Source: Sarah Tikiwa

Flesh-eating disease causes havoc

Ghana reports 11 000 casese

THE World Health Organisation has said a tropical flesh-eating disease known as Buruli ulcer is spreading across parts of West Africa, leaving at least 40 000 people with bloody infected wounds and swollen skin ulcers.

Buruli ulcer is a devastating skin disease caused by mycobacterium ulcerans, a pathogen belonging to the same family of organisms that causes tuberculosis and leprosy. Unlike these conditions, however, Buruli ulcer is a poorly understood tropical disease that has emerged dramatically since the 1980s.

The causative agent has unique features and its exact mode of transmission remains unknown.

However, some patients state that the lesions develop at the site of antecedent trauma. Research suggests that in Africa, some aquatic insects of the order Hemiptera can harbour mycobecterium ulcerans in their salivary glands and transmit the disease to experimental animals.

More recent data from Australia suggests that salt marsh mosquitoes test positive for mycobacterium ulcerans DNA, although transmission by this type of mosquito has not been established.

There are no confirmed reports of Buruli ulcer in Zimbabwe. But, closer to home, three cases of Buruli ulcer were described among patients in Malawi’s three villages — namely, Nkhata Bay, Ntchen and Thyolo.

Further reports from Malawi suggested there were more unconfirmed cases in the country.

The disease has been reported in 30 countries in the world, mainly in poor rural communities that live close to water. According to World Health (WHO) 2006 statistics, Ivory Coast reported 24 000 cases, Ghana 11 000 and Benin 7 000 cases.

An increasing number of cases is being reported in Cameroon, Congo, Gabon, Sudan, Togo and Uganda.

In some African countries Buruli has become the second most prevalent mycobacterial disease after tuberculosis.

Rapid diagnostic tests are lacking, surveillance and reporting are poor and antibiotics have little effect.

Treatment relies on surgery, often-involving extensive excision and skin grafting.

To save lives, limbs have to be amputated in severe cases.

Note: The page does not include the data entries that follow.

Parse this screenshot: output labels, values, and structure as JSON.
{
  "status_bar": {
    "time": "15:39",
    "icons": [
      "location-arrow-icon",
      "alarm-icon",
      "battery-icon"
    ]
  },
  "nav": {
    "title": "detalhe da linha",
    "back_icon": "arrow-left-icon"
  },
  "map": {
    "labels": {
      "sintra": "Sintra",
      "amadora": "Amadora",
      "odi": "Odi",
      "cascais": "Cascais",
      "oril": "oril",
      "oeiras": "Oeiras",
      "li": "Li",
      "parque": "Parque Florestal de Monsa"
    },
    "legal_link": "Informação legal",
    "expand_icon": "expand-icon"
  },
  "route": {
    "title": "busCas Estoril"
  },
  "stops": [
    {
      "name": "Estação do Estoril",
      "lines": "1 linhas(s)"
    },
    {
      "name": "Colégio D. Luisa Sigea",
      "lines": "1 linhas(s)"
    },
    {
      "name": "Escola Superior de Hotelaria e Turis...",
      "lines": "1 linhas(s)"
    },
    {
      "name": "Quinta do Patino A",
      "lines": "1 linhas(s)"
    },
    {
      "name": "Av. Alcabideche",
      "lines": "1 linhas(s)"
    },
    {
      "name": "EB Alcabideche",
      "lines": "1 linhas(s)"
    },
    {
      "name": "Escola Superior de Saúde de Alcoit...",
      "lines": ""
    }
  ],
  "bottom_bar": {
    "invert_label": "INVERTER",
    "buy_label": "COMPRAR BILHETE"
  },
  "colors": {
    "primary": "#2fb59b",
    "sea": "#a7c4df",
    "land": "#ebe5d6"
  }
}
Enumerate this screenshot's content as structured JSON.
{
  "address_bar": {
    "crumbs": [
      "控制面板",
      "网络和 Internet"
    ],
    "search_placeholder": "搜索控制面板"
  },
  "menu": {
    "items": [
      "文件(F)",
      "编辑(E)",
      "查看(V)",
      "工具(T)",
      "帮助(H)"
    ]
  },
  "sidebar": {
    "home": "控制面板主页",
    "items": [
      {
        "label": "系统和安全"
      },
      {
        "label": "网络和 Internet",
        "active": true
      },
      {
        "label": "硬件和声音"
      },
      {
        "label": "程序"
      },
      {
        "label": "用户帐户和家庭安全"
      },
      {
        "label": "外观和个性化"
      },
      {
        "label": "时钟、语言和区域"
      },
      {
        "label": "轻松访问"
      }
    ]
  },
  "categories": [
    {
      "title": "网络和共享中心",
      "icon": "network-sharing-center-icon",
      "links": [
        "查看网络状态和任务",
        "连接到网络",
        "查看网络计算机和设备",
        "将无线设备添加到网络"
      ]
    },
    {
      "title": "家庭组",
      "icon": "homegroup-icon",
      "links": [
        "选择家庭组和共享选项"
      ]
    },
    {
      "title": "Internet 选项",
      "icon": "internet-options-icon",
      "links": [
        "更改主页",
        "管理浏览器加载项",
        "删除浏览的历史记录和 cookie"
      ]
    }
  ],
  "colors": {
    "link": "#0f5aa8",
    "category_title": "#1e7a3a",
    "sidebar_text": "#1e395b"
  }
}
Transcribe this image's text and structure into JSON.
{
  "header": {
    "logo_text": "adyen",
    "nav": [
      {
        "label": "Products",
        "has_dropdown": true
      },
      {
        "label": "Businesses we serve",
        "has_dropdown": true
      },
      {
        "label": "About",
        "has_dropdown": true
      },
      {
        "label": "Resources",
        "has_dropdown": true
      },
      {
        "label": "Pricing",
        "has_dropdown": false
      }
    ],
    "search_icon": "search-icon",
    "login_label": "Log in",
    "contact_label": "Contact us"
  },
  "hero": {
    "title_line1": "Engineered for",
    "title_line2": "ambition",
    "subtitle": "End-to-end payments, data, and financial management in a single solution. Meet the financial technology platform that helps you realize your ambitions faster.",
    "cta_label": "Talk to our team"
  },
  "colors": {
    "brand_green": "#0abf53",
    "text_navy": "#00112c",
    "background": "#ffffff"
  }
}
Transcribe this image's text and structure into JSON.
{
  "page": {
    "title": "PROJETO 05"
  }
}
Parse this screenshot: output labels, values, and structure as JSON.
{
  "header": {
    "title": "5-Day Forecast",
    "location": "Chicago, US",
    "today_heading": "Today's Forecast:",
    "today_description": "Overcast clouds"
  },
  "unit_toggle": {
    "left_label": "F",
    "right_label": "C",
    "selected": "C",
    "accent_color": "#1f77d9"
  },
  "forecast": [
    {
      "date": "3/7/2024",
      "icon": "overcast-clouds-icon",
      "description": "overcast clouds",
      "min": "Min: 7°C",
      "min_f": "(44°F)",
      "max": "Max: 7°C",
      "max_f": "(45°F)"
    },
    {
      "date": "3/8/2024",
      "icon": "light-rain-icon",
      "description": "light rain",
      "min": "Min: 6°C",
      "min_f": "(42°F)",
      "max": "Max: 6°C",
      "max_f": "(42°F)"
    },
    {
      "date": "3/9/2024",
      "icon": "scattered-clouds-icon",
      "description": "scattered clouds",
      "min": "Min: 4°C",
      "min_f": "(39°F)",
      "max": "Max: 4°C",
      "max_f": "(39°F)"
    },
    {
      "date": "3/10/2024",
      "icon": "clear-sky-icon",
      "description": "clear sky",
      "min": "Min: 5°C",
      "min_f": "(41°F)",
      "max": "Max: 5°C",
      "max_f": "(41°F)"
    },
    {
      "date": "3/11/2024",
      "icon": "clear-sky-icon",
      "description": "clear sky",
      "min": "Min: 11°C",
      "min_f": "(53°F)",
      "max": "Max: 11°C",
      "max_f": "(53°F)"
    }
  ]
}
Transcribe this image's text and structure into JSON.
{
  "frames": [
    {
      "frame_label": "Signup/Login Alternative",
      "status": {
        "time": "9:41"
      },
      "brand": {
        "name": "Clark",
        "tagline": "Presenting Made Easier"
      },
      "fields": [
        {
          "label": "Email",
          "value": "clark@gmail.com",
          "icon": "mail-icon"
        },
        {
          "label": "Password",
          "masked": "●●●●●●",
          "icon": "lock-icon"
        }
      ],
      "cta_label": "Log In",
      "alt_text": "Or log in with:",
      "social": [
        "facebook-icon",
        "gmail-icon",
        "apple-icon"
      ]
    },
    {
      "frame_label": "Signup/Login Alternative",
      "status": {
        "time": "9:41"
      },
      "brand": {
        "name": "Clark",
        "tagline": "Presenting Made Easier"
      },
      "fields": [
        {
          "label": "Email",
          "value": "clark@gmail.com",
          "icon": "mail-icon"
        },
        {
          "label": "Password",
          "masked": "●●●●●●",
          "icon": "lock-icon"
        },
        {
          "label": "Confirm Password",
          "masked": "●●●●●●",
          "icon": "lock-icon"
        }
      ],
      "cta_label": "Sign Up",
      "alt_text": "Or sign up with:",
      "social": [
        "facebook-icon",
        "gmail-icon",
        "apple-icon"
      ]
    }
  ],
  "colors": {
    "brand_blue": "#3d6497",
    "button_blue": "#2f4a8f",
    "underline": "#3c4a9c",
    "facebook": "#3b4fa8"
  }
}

Buruli ulcer often starts as a painless, mobile swelling in the skin called a nodule. The disease can present as a large area of induration or a diffuse swelling of the legs and arms.

Strains of mycobacterium ulcerans isolated from different clinical forms of the disease in a particular geographical region appear identical, suggesting that a host of factors may play an important role in determining the different clinical presentations.

Because of the local immuno-suppressive properties of mycolactone, or perhaps as a result of other unknown mechanisms, the disease progresses with no pain and fever, which may partly explain why those affected often do not seek prompt treatment.

However, without treatment massive ulcers result, with the classical, undermined borders. Sometimes the bone is affected causing gross deformities.

When lesions heal, scarring may cause restricted movement of limbs and other permanent disabilities in about a quarter of patients.